Лале казалось, что отец как-то растерялся и перестал понимать, как жить, не только после смерти матери. Страшное слово «перестройка» сбило его с нужной орбиты, сместило все ориентиры, нарушило непоправимо и чудовищно привычный уклад, украло его. Изменившаяся картина мира показывала, что ему более нет места в этом новом и незнакомом пространстве. Истерическая психопатия – защита организма от ненужной и невозможной правды. Что делать живому существу, если оно лишнее? Инструкций нет, каждый изобретает их самостоятельно, а ответственность вместо привычных указаний – слишком тяжкий груз…

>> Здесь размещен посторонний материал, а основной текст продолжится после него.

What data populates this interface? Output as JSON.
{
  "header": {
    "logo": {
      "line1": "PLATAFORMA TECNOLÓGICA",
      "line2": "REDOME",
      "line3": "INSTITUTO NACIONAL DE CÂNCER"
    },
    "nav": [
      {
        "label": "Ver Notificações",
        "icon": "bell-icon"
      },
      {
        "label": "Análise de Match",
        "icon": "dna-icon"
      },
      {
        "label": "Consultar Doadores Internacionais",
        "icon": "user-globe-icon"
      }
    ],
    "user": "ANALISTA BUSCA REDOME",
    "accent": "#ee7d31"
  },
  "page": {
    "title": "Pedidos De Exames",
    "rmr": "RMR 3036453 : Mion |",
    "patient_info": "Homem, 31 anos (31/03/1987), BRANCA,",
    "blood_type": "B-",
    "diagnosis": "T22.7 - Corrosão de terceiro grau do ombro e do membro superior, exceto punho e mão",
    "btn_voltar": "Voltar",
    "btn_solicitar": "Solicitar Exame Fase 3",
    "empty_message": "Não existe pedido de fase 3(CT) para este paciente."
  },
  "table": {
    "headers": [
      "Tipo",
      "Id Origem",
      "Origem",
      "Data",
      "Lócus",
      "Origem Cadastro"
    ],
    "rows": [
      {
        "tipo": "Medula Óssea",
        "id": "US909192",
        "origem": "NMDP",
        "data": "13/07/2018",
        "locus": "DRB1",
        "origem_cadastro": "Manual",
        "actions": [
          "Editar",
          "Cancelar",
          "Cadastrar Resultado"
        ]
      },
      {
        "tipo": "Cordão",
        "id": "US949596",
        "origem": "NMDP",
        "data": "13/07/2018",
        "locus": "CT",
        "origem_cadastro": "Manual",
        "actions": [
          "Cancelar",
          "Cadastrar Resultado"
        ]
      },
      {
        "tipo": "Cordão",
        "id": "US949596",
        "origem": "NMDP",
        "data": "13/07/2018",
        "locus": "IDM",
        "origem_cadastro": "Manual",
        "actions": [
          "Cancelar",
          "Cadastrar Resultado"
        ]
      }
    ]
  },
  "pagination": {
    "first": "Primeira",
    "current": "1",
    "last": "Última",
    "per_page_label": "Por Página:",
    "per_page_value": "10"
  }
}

Конечно, отец и раньше устраивал подобные спектакли, чтобы ощущать себя в центре внимания. Присущий ему инфантилизм не позволял добиться сколь бы то ни было значимых результатов, но желание выглядеть лучше всех разъедало изнутри. Он мог распсиховаться по любому поводу: от немытой тарелки в раковине до болтающейся пуговицы на пиджаке – и не принимал никаких доводов. Мог хлопнуть дверью и уйти ночью гулять, мог неделю ни с кем не разговаривать, лишь абстрактно обращаясь с монологами к неодушевленным предметам, но при всем этом всегда контролировал свое поведение и великолепно знал, на ком можно испытывать свои эскапады, а на ком – нет. Учет ситуации и «игра на зрителя» выверялись точно. У него быстро чередовались симпатии и антипатии, что хорошо было заметно по его размышлениям о политических партиях и их руководителях, а также по друзьям семейства. Именно поэтому последние часто сменялись, а потом перестали появляться вовсе. Внешняя его доброжелательность на первых порах вводила в заблуждение новых знакомых, но постепенно внутренняя холодность и отчужденность проявились во всей красе. Волевые аномалии личности отца выявились в его повышенной внушаемости и самовнушаемости. Стоило кому-то посулить, что некий поступок (будь то покупка новой сковороды или массажного кресла) изменит всю его жизнь, превратив ее в сказку, отец тут же «ловился» на обещания и готов был приобрести данную вещь за любую цену. Конечно, потом, позже, он костерил продавца на все лады, но ничему не учился, выводов не делал, и ситуация повторялась снова и снова.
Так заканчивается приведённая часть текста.